Le ralentissement économique devrait se poursuivre en 2020, avec seulement + 2,4 % de croissance globale. En particulier, selon Coface, la croissance du PIB devrait baisser de + 2,3 % en 2019 à + 1,3 % cette année aux États-Unis et de + 6,1 % à + 5,8 % en Chine.
L’Asie, première victime de la guerre commerciale
« Pour la première fois en dix ans, le commerce mondial a diminué en volume [- 0,3 % au troisième trimestre 2019 en glissement annuel ; + 0,8 % prévu en 2020, NDLR], mais ce ne sont pas ces deux nations, qui ont le plus souffert. La guerre commerciale a frappé d’abord l’Asie hors Chine par effet de contagion des mesures des États-Unis contre la puissance asiatique », a expliqué Julien Marcilly.
Or, la guerre commerciale entre les deux géants mondiaux a toutes les chances de perdurer dans le futur. L’accord dit de « première phase » ne va pas mettre fin aux tensions, protostique Julien de Marcilly. Une première raison peut être évoquée, liée à l’actualité du nouveau coronavirus (nCoV) apparu en Chine en décembre 2019, dont on commence à peine à mesurer les conséquences économiques importantes : non seulement les exportations du pays risquent d’être bloquées, mais il pourrait aussi réduire ses importations, si le pouvoir d’achat s’effritait.
Dans un contexte de protectionnisme, ce serait aussi une mauvaise nouvelle pour le président américain, dans la mesure où il n’a pu jusqu’à présent tenir sa promesse de réduire le déficit commercial de son pays hors énergie. Certes, il a diminué avec la Chine, mais les gains enregistrés ont été grignotés par d’autres acteurs. Au final, s’il y a eu des perdants du bras de fer entre Pékin et Washington, il y a eu aussi deux gagnants : Vietnam et Mexique.

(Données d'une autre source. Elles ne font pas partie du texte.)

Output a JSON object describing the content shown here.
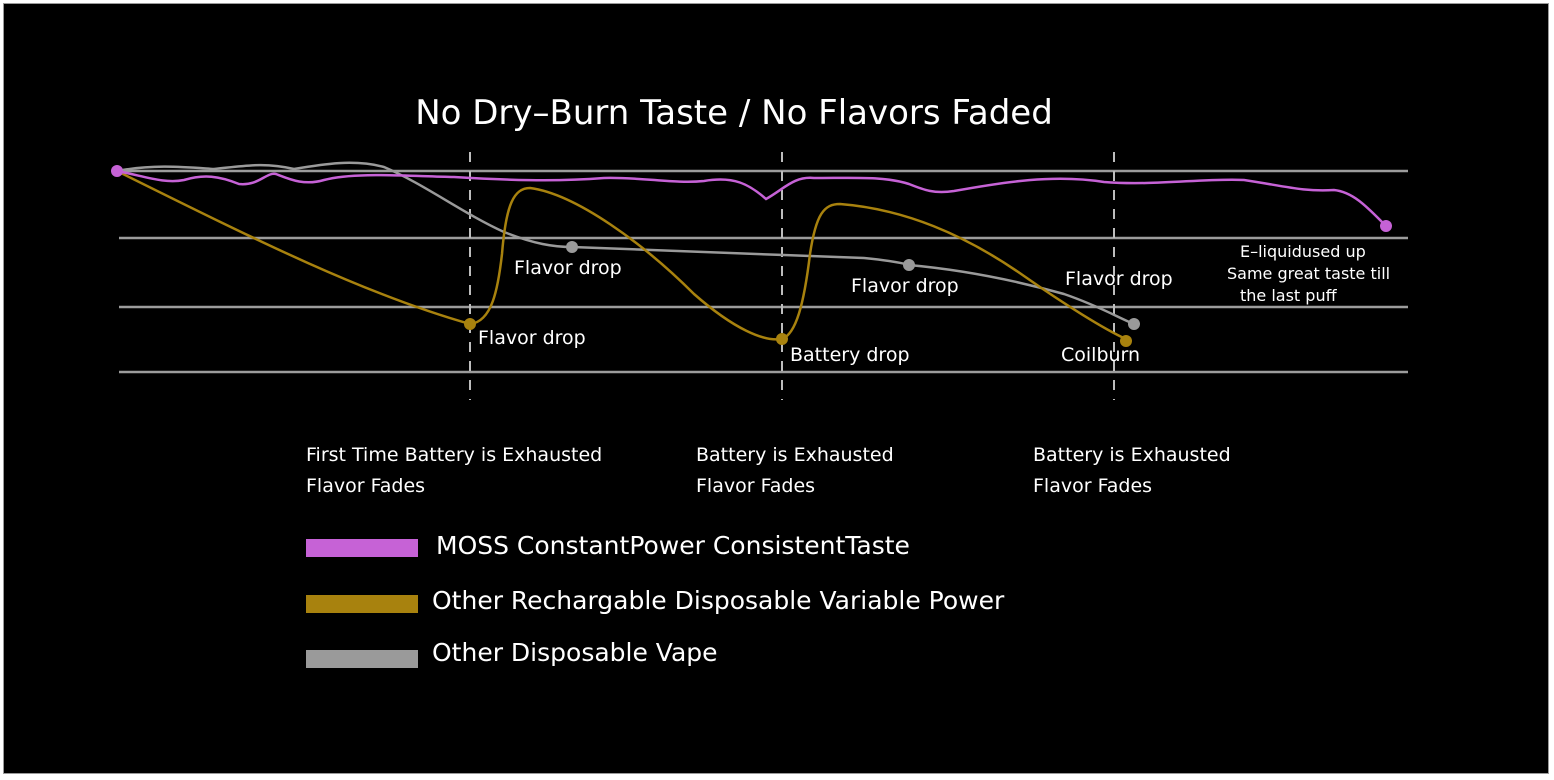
{
  "chart_data": {
    "type": "line",
    "title": "No Dry–Burn Taste / No Flavors Faded",
    "colors": {
      "background": "#000000",
      "grid": "#9c9c9c",
      "text": "#ffffff"
    },
    "series": [
      {
        "name": "MOSS ConstantPower  ConsistentTaste",
        "color": "#c662d6"
      },
      {
        "name": "Other Rechargable  Disposable Variable  Power",
        "color": "#a8820e"
      },
      {
        "name": "Other Disposable Vape",
        "color": "#9a9a9a"
      }
    ],
    "annotations": [
      "Flavor drop",
      "Flavor drop",
      "Flavor drop",
      "Battery drop",
      "Flavor drop",
      "Coilburn",
      "E–liquidused up",
      "Same great taste till",
      "the last puff"
    ],
    "stages": [
      [
        "First Time Battery is Exhausted",
        "Flavor Fades"
      ],
      [
        "Battery is Exhausted",
        "Flavor Fades"
      ],
      [
        "Battery is Exhausted",
        "Flavor Fades"
      ]
    ],
    "legend_position": "bottom-left"
  }
}
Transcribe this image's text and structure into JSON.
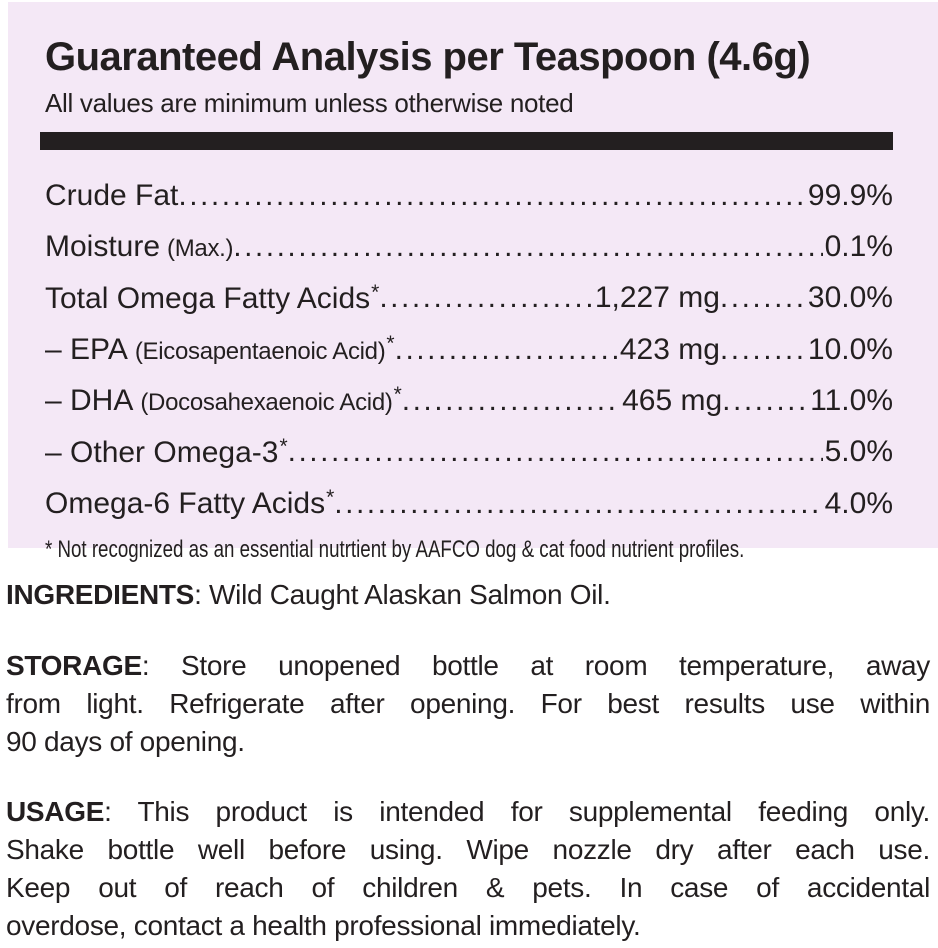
{
  "panel": {
    "title": "Guaranteed Analysis per Teaspoon (4.6g)",
    "subtitle": "All values are minimum unless otherwise noted",
    "rows": [
      {
        "name": "Crude Fat",
        "paren": "",
        "ast": "",
        "mg": "",
        "pct": "99.9%"
      },
      {
        "name": "Moisture",
        "paren": "(Max.)",
        "ast": "",
        "mg": "",
        "pct": "0.1%"
      },
      {
        "name": "Total Omega Fatty Acids",
        "paren": "",
        "ast": "*",
        "mg": "1,227 mg",
        "pct": "30.0%"
      },
      {
        "name": "– EPA",
        "paren": "(Eicosapentaenoic Acid)",
        "ast": "*",
        "mg": "423 mg",
        "pct": "10.0%"
      },
      {
        "name": "– DHA",
        "paren": "(Docosahexaenoic Acid)",
        "ast": "*",
        "mg": "465 mg",
        "pct": "11.0%"
      },
      {
        "name": "– Other Omega-3",
        "paren": "",
        "ast": "*",
        "mg": "",
        "pct": "5.0%"
      },
      {
        "name": "Omega-6 Fatty Acids",
        "paren": "",
        "ast": "*",
        "mg": "",
        "pct": "4.0%"
      }
    ],
    "footnote": "* Not recognized as an essential nutrtient by AAFCO dog & cat food nutrient profiles."
  },
  "ingredients": {
    "head": "INGREDIENTS",
    "rest": ": Wild Caught Alaskan Salmon Oil."
  },
  "storage": {
    "head": "STORAGE",
    "line1_rest": ": Store unopened bottle at room temperature, away",
    "line2": "from light. Refrigerate after opening. For best results use within",
    "line3": "90 days of opening."
  },
  "usage": {
    "head": "USAGE",
    "line1_rest": ": This product is intended for supplemental feeding only.",
    "line2": "Shake bottle well before using. Wipe nozzle dry after each use.",
    "line3": "Keep out of reach of children & pets. In case of accidental",
    "line4": "overdose, contact a health professional immediately."
  },
  "colors": {
    "panel_bg": "#f4e8f6",
    "text": "#231f20",
    "divider_bar": "#231f20",
    "page_bg": "#ffffff"
  }
}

Un risque de guerre commerciale UE-États-Unis
Les tensions vont également persister car les vrais motifs, notamment les généreuses subventions de la Chine à son industrie, n’ont pas disparu et n’ont pas été traités dans l’accord de trêve. Couplé au fait que la majeure partie des droits douane instaurés par les deux géants mondiaux sont toujours en place, deux secteurs, plus particulièrement, seront toujours lourdement frappés : l’agroalimentaire et les technologies de l’information et la communication (TIC).
Enfin, il n’est pas exclu qu’un accord Chine-États-Unis, excluant de facto l’Union européenne (UE), ne soit pas considéré comme non-conforme par l’Organisation mondiale du commerce (OMC). Sur fonds de tensions et de menaces réitérées de Donald Trump à son encontre, l’UE pourrait être tentée par un recours à l’OMC.
Obnubilé par le déficit commercial avec l’Allemagne, le président américain pourrait aussi imposer des droits de douane au secteur automobile européen. Une escalade avec l’UE, après celle avec la Chine, ne peut donc être exclue.